Here's where you lost me. Do you mean "present input widgets"
when you say "interact"? And what objects are looping over?

Is this the right way to be going about things?

For what you need, I'd simply slap a few widgets on a dialog,
then connect a few signals to fire off SQL queries as needed.
There's a number of modules on CPAN to make abstracting SQL
queries (aka business logic) away from your frontend easier.

I realise that the bit where I name objects with dbo_customers
is a little dodgy, but it would require the least mucking
around with other things that I don't currently understand.

Database design is something you should at least have a basic
grasp of before you go designing a database application.
Seriously, you'll do yourself a huge favour in the long run if
you take a bit of time to learn about good database design
practices.
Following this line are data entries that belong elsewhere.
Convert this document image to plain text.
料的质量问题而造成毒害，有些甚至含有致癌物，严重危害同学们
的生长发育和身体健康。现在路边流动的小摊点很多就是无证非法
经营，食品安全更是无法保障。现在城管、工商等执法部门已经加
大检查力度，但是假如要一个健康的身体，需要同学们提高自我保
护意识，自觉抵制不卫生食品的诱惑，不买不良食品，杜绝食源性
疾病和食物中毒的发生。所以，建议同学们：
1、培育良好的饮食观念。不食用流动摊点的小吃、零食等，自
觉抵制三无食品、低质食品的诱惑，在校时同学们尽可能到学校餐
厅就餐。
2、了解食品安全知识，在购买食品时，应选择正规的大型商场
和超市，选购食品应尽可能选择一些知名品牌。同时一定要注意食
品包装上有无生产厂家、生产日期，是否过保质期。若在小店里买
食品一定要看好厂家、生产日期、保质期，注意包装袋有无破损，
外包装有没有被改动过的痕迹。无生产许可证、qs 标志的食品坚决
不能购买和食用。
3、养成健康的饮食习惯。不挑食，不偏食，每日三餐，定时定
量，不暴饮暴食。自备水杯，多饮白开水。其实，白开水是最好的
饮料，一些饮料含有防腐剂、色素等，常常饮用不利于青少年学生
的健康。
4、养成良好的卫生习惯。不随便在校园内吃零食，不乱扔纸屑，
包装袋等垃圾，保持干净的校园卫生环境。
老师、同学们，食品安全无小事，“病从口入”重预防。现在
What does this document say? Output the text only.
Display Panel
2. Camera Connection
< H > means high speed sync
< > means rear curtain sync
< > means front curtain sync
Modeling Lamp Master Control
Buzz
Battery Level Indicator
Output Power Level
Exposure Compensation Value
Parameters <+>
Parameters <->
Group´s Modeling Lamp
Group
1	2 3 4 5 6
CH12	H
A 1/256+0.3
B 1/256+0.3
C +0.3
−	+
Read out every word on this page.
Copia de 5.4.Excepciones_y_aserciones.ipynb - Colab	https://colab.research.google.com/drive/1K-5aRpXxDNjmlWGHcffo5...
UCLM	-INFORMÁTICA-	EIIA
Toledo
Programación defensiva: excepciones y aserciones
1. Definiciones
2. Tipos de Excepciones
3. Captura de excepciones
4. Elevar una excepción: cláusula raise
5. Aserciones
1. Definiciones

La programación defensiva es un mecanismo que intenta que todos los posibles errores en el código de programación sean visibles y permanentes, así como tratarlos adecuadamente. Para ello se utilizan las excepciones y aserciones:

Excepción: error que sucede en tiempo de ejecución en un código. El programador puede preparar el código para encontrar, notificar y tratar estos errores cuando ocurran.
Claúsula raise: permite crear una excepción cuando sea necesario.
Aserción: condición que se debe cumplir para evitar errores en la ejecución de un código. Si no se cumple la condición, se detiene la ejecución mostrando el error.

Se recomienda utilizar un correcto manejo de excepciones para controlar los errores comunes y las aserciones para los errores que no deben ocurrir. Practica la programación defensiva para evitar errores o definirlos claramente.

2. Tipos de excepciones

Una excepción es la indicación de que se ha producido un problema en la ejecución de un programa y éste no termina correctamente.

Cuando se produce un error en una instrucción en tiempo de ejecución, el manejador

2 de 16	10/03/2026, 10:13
You don't have to become an expert, but you should
know a few ground rules.

There's probably a good book by Addison-Wesley or some other good
publisher on the subject. (O'Reilly is unlikely to have one on
basics, it would be tied in with some speicific database, if at
all.) Reading the first few chapters should give you a sufficient
overview to start tinkering.

From there, DBI should be straightforward. It's simply an
enormously easy to use interface to throw SQL queries at a
database.

-- 
Regards,
Aristotle
 
"If you can't laugh at yourself, you don't take life seriously enough."